Virulence-Associated Secretion in Mycobacterium abscessus

Affiliations
Review

Virulence-Associated Secretion in Mycobacterium abscessus

Michal Bar-Oz et al. Front Immunol. .

Abstract

Non-tuberculous mycobacteria (NTM) are a heterogeneous group of originally environmental organi3sms, increasingly recognized as pathogens with rising prevalence worldwide. Knowledge of NTM's mechanisms of virulence is lacking, as molecular research of these bacteria is challenging, sometimes more than that of M. tuberculosis (Mtb), and far less resources are allocated to their investigation. While some of the virulence mechanisms are common to several mycobacteria including Mtb, others NTM species-specific. Among NTMs, Mycobacterium abscessus (Mabs) causes some of the most severe and difficult to treat infections, especially chronic pulmonary infections. Mabs survives and proliferates intracellularly by circumventing host defenses, using multiple mechanisms, many of which remain poorly characterized.
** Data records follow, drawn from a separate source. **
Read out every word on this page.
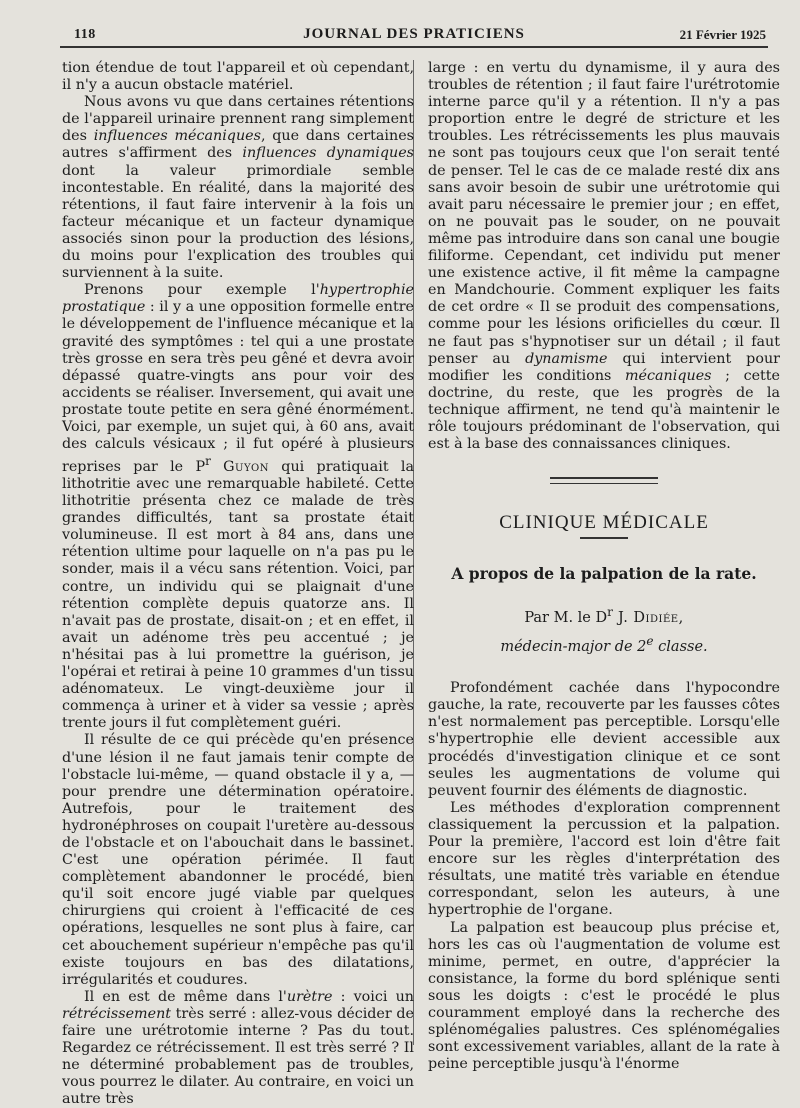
118	JOURNAL DES PRATICIENS	21 Février 1925

tion étendue de tout l'appareil et où cependant, il n'y a aucun obstacle matériel.

Nous avons vu que dans certaines rétentions de l'appareil urinaire prennent rang simplement des influences mécaniques, que dans certaines autres s'affirment des influences dynamiques dont la valeur primordiale semble incontestable. En réalité, dans la majorité des rétentions, il faut faire intervenir à la fois un facteur mécanique et un facteur dynamique associés sinon pour la production des lésions, du moins pour l'explication des troubles qui surviennent à la suite.

Prenons pour exemple l'hypertrophie prostatique : il y a une opposition formelle entre le développement de l'influence mécanique et la gravité des symptômes : tel qui a une prostate très grosse en sera très peu gêné et devra avoir dépassé quatre-vingts ans pour voir des accidents se réaliser. Inversement, qui avait une prostate toute petite en sera gêné énormément. Voici, par exemple, un sujet qui, à 60 ans, avait des calculs vésicaux ; il fut opéré à plusieurs reprises par le $P^r$ Guyon qui pratiquait la lithotritie avec une remarquable habileté. Cette lithotritie présenta chez ce malade de très grandes difficultés, tant sa prostate était volumineuse. Il est mort à 84 ans, dans une rétention ultime pour laquelle on n'a pas pu le sonder, mais il a vécu sans rétention. Voici, par contre, un individu qui se plaignait d'une rétention complète depuis quatorze ans. Il n'avait pas de prostate, disait-on ; et en effet, il avait un adénome très peu accentué ; je n'hésitai pas à lui promettre la guérison, je l'opérai et retirai à peine 10 grammes d'un tissu adénomateux. Le vingt-deuxième jour il commença à uriner et à vider sa vessie ; après trente jours il fut complètement guéri.

Il résulte de ce qui précède qu'en présence d'une lésion il ne faut jamais tenir compte de l'obstacle lui-même, — quand obstacle il y a, — pour prendre une détermination opératoire. Autrefois, pour le traitement des hydronéphroses on coupait l'uretère au-dessous de l'obstacle et on l'abouchait dans le bassinet. C'est une opération périmée. Il faut complètement abandonner le procédé, bien qu'il soit encore jugé viable par quelques chirurgiens qui croient à l'efficacité de ces opérations, lesquelles ne sont plus à faire, car cet abouchement supérieur n'empêche pas qu'il existe toujours en bas des dilatations, irrégularités et coudures.

Il en est de même dans l'urètre : voici un rétrécissement très serré : allez-vous décider de faire une urétrotomie interne ? Pas du tout. Regardez ce rétrécissement. Il est très serré ? Il ne déterminé probablement pas de troubles, vous pourrez le dilater. Au contraire, en voici un autre très

large : en vertu du dynamisme, il y aura des troubles de rétention ; il faut faire l'urétrotomie interne parce qu'il y a rétention. Il n'y a pas proportion entre le degré de stricture et les troubles. Les rétrécissements les plus mauvais ne sont pas toujours ceux que l'on serait tenté de penser. Tel le cas de ce malade resté dix ans sans avoir besoin de subir une urétrotomie qui avait paru nécessaire le premier jour ; en effet, on ne pouvait pas le souder, on ne pouvait même pas introduire dans son canal une bougie filiforme. Cependant, cet individu put mener une existence active, il fit même la campagne en Mandchourie. Comment expliquer les faits de cet ordre « Il se produit des compensations, comme pour les lésions orificielles du cœur. Il ne faut pas s'hypnotiser sur un détail ; il faut penser au dynamisme qui intervient pour modifier les conditions mécaniques ; cette doctrine, du reste, que les progrès de la technique affirment, ne tend qu'à maintenir le rôle toujours prédominant de l'observation, qui est à la base des connaissances cliniques.

CLINIQUE MÉDICALE
A propos de la palpation de la rate.
Par M. le $D^r$ J. Didiée,
médecin-major de 2e classe.

Profondément cachée dans l'hypocondre gauche, la rate, recouverte par les fausses côtes n'est normalement pas perceptible. Lorsqu'elle s'hypertrophie elle devient accessible aux procédés d'investigation clinique et ce sont seules les augmentations de volume qui peuvent fournir des éléments de diagnostic.

Les méthodes d'exploration comprennent classiquement la percussion et la palpation. Pour la première, l'accord est loin d'être fait encore sur les règles d'interprétation des résultats, une matité très variable en étendue correspondant, selon les auteurs, à une hypertrophie de l'organe.

La palpation est beaucoup plus précise et, hors les cas où l'augmentation de volume est minime, permet, en outre, d'apprécier la consistance, la forme du bord splénique senti sous les doigts : c'est le procédé le plus couramment employé dans la recherche des splénomégalies palustres. Ces splénomégalies sont excessivement variables, allant de la rate à peine perceptible jusqu'à l'énorme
Some of these immune-evasion mechanisms are also found in Mtb, including phagosome pore formation, inhibition of phagosome maturation, cytokine response interference and apoptosis delay. While much is known of the role of Mtb-secreted effector molecules in mediating the manipulation of the host response, far less is known of the secreted effector molecules in Mabs. In this review, we briefly summarize the knowledge of secreted effectors in Mtb (such as ESX secretion, SecA2, TAT and others), and draw the parallel pathways in Mabs. We also describe pathways that are unique to Mabs, differentiating it from Mtb. This review will assist researchers interested in virulence-associated secretion in Mabs by providing the knowledge base and framework for their studies.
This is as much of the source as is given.